BMC Bioinformatics. 2012 May 14;13:96. doi: 10.1186/1471-2105-13-96.
Decreasing costs of DNA sequencing have made prokaryotic draft genome sequences increasingly common. A contig scaffold is an ordering of contigs in the correct orientation. A scaffold can help genome comparisons and guide gap closure efforts. One popular technique for obtaining contig scaffolds is to map contigs onto a reference genome. However, rearrangements that may exist between the query and reference genomes may result in incorrect scaffolds, if these rearrangements are not taken into account. Large-scale inversions are common rearrangement events in prokaryotic genomes. Even in draft genomes it is possible to detect the presence of inversions given sufficient sequencing coverage and a sufficiently close reference genome.

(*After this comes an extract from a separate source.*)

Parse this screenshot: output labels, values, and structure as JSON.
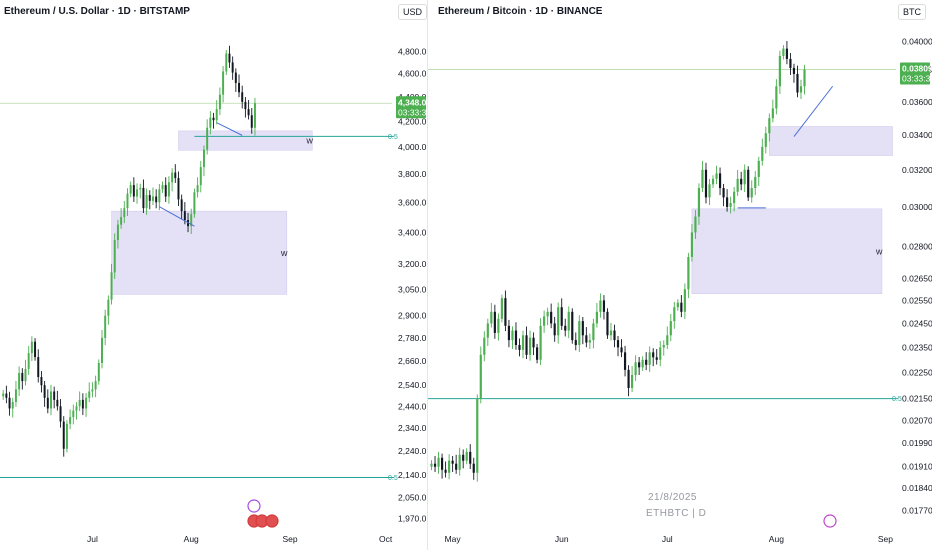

We present a linear-time algorithm that can generate a set of contig scaffolds for a draft genome sequence represented in contigs given a reference genome. The algorithm is aimed at prokaryotic genomes and relies on the presence of matching sequence patterns between the query and reference genomes that can be interpreted as the result of large-scale inversions; we call these patterns inversion signatures. Our algorithm is capable of correctly generating a scaffold if at least one member of every inversion signature pair is present in contigs and no inversion signatures have been overwritten in evolution. The algorithm is also capable of generating scaffolds in the presence of any kind of inversion, even though in this general case there is no guarantee that all scaffolds in the scaffold set will be correct. We compare the performance of sis, the program that implements the algorithm, to seven other scaffold-generating programs. The results of our tests show that sis has overall better performance.
sis is a new easy-to-use tool to generate contig scaffolds, available both as stand-alone and as a web server. The good performance of sis in our tests adds evidence that large-scale inversions are widespread in prokaryotic genomes.
DNA 测序成本的降低使得原核生物草图基因组序列越来越常见。重叠群支架是重叠群的正确定向排序。支架可以帮助基因组比较并指导缺口闭合工作。获得重叠群支架的一种流行技术是将重叠群映射到参考基因组上。然而,如果不考虑查询和参考基因组之间可能存在的重排,这些重排可能会导致不正确的支架。大规模倒位是原核生物基因组中常见的重排事件。即使在草图基因组中,只要有足够的测序覆盖度和足够接近的参考基因组,也有可能检测到倒位的存在。
我们提出了一种线性时间算法,可以为给定参考基因组的重叠群生成草图基因组序列的一组重叠群支架。该算法针对原核生物基因组,依赖于查询和参考基因组之间存在匹配的序列模式,这些模式可以解释为大规模倒位的结果;我们称这些模式为倒位特征。如果至少有一个倒位特征对的成员存在于重叠群中,并且没有倒位特征在进化中被覆盖,那么我们的算法能够正确地生成支架。该算法还能够在存在任何类型的倒位的情况下生成支架,尽管在这种一般情况下,不能保证支架集中的所有支架都是正确的。我们将 sis 程序(实现该算法的程序)的性能与其他七个生成支架的程序进行了比较。我们的测试结果表明,sis 总体上具有更好的性能。
sis 是一种新的易于使用的生成重叠群支架的工具,既可以作为独立程序使用,也可以作为网络服务器使用。sis 在我们的测试中表现良好,这进一步证明了大规模倒位在原核生物基因组中广泛存在。